Jac crossed her arms over her chest. She’d known Malachai a long time. He was always in control. Unemotional. Reserved. Never this intense.
But, then, his life had become more intense in the past few years. Twice he’d been a suspect in different criminal cases involving stolen ancient artifacts, and he’d been referred to as a person of interest in a third. Because of Malachai, the Phoenix Foundation had been in the news more in the past few years than in the past few decades combined. Were these artifacts the memory tools he was talking about?
“You and your aunt have gained so much respect over the years from the scientific community for how careful you are with your research,” said Jac. “If you seriously pursue a perfume because you think it will help people remember their past lives, you’ll be putting the institute’s reputation at risk. And yours.”
He leaned back in his chair, and the expression on his face relaxed. He was once again the esteemed therapist in his well-appointed office. Confident, erudite and charismatic.
“In ancient times, priests burned incense because they believed souls travele
d to the afterlife on the swirls of smoke. Mystics sniffed incense to enter into altered states so they could visit alternative dimensions. Certain cultures use scented oils to open the third eye so they can experience psychic perception otherwise unavailable to us.”
“I know the different ways fragrance has been used.”
“Then surely you can understand why I believe fragrance might aid us in accessing our past lives.”
“Even if I wanted to, I can’t help you. I’m not a perfumer, Malachai. I’m a mythologist. Why not offer Robbie the job? He believes in the things you do.”
“Robbie said that as good as he is, his nose is mediocre compared to yours. That you’ll be able to take this”—he held up the crystal flacon—“and intuitively know how to build out the fragrance from this base.”
Once, a lifetime ago it seemed, she’d wanted to be a perfumer. But that idea had died with her mother.
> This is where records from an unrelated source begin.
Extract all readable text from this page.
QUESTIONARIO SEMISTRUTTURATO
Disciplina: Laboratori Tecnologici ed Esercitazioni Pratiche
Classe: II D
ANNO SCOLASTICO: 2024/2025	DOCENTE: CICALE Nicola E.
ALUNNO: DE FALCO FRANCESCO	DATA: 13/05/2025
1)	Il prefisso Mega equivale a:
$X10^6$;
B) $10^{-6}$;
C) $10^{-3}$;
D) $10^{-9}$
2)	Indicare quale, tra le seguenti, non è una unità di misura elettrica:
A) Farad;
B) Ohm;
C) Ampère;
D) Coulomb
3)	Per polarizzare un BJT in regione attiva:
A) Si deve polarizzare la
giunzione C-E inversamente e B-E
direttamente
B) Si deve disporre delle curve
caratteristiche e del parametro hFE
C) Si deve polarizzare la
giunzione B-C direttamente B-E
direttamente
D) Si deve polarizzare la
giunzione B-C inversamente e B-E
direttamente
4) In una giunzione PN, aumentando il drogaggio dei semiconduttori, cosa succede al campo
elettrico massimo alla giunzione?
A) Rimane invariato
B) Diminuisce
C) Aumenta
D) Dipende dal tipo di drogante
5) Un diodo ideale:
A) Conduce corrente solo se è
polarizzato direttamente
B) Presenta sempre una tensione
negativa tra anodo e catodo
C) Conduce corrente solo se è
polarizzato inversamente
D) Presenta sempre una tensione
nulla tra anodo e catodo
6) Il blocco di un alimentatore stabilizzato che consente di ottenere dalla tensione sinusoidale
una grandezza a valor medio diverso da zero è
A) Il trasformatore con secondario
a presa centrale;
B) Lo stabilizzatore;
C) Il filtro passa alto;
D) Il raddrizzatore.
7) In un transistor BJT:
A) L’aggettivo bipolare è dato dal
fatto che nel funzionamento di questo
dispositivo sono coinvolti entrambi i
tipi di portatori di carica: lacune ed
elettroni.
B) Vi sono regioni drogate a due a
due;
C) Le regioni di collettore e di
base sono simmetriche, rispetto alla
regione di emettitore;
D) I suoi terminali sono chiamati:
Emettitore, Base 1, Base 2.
Jac had an aversion to the idea of ever sitting down at a perfumer’s organ again.
Her grandfather had always said that she was the culmination of centuries of great perfumers—that she, not her father and not her brother, was destined to be one of the great noses. Robbie believed it too and sometimes admonished her that that she wasn’t doing the work she was born to do. He wondered why she’d turned her back on becoming the artist she was capable of being.
“My brother’s wrong about me, about my ability.”
“He seemed very certain,” Malachai said, and then added an aside: “I’m glad the two of you have remained so close. You have, haven’t you?”
She thought she heard something mournful in his voice. Or maybe it was her own projection because she and Robbie had been at odds these past few months, and she missed their easy camaraderie. Jac felt the pain of letting Robbie down. She hadn’t been able to conceive of a plan to solve the House of L’Etoile’s financial crisis without irrevocably disrupting the company.